Le jugement de Salomon, de la série Women of the Bible (photo © Dikla Laor).
L’une et l’autre : le jugement de Salomon
Anne-Marie Chapleau | 1er février 2021
Lire 1 Rois 3, 16-28
Rien ne permet à première vue de distinguer ces deux femmes. Elles sont toutes deux prostituées, habitent la même maison, ont chacune accouché d’un fils. Mais en fait, un abîme les sépare, creusé par la mort qui a emporté l’un des deux nourrissons au cours de la nuit. L’une et l’autre prétendent être la mère de l’enfant vivant. L’une et l’autre s’accusent de mentir. Elles feraient de bonnes candidates au jeu du « qui dit vrai »!
Mais, justement, qui dit vrai? La première, qui vient solliciter le jugement du grand roi Salomon et livre un récit touchant des événements? La seconde, qui conteste de toutes ses forces les affirmations de la première? Rien ne permet d’accorder plus de crédit à l’une qu’à l’autre! Pas de preuves, pas de témoins en âge de parler et bien sûr pas de tests d’ADN! Le seul élément vérifiable du récit de la première femme, c’est la mort d’un des bébés. Pour le reste, le doute est permis. Comment peut-elle décrire si précisément des événements arrivés à son insu pendant son sommeil? Les prétentions de l’une et de l’autre apparaissent en définitive parfaitement interchangeables, comme le fait bien remarquer le roi en les reprenant pour les placer en vis-à-vis. Comment distinguer la femme qui dit vrai de celle qui ment, alors que leurs énoncés sont si inextricablement semblables?
Et d’ailleurs, pourquoi sont-ils si semblables? Parce que les deux femmes parlent à partir du même désir : « avoir » l’enfant, le faire reconnaître pour sien, se l’approprier. Comment défusionner ces femmes engluées dans le « même » de leur parole et de leur convoitise? Comment faire resurgir la différence foncière qu’il y a entre la mère d’un vivant et la mère d’un mort?
Une parole pour trancher
Il faut quelque chose de tranchant pour opérer la séparation. Et Salomon, le grand roi sage, ordonne qu’on lui apporte une épée. On la lui apporte. Ainsi la nécessité de la séparation est-elle rendue visible.
Salomon donne un second ordre, en apparence terrible : « Partagez l’enfant vivant en deux… » (v. 25). L’enfant n’est pas partagé.

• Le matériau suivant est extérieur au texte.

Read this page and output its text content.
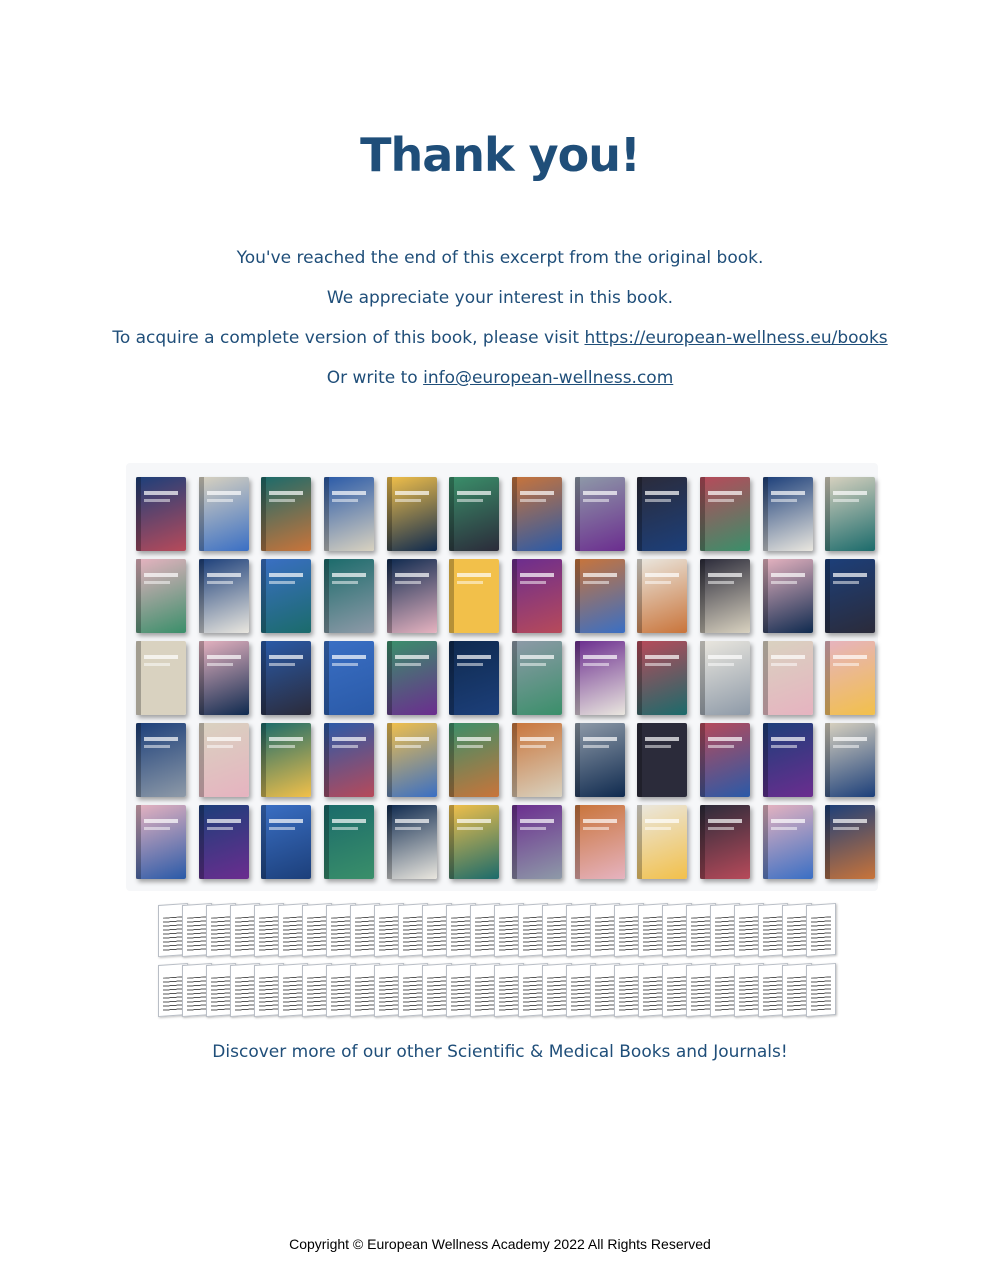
Thank you!
You've reached the end of this excerpt from the original book.
We appreciate your interest in this book.
To acquire a complete version of this book, please visit https://european-wellness.eu/books
Or write to info@european-wellness.com
Discover more of our other Scientific & Medical Books and Journals!
Copyright © European Wellness Academy 2022 All Rights Reserved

L’épée, désormais inutile, disparaît du récit. C’est la parole elle-même qui opérera la séparation. Chez la vraie mère, elle s’enfonce dans la chair et réveille un désir d’un tout autre ordre : pas celui d’ « avoir » l’enfant, mais celui qu’il vive! Elle quitte son obsession d’obtenir gain de cause, ne se regarde plus elle-même. Elle ne se sent plus dépossédée d’un « objet » auquel elle aurait droit. Une seule urgence lui laboure les entrailles : qu’il vive, quitte à le perdre pour elle-même : « Qu’on lui donne l’enfant vivant » (v. 26).
Chez l’autre femme, la parole ne se heurte à aucun désir de vie. Son enfant est déjà mort et sa disparition a enseveli ses entrailles sous une amertume opaque comme un voile de deuil. S’il n’y a plus d’espoir de pallier le manque par la possession d’un « objet », eh bien! que celui-ci disparaisse pour ne pas que sa rivale puisse en jouir : « partagez »! (v. 26).
Les entrailles ont parlé. Salomon sait entendre ce qu’elles disent. Il fait redonner l’enfant à sa vraie mère. Ce jour-là, celle-ci n’a pas « accouché » de son enfant, mais elle l’a enfn mis au monde!
Le mot de la fin
Le dernier mot appartient au peuple, qui se révèle être au moins aussi sage que Salomon. Israël reconnaît, non pas directement la sagesse de Salomon, mais la présence en lui d’une sagesse divine (v. 28). Les ennuis commenceront pour Salomon le jour où il oubliera le lien intime qui l’unit à son Seigneur et cèdera lui-même à ses propres convoitises. Mais ça, c’est une autre histoire.
Anne-Marie Chapleau est bibliste et professeure à l’Institut de formation théologique et pastorale de Chicoutimi (Québec).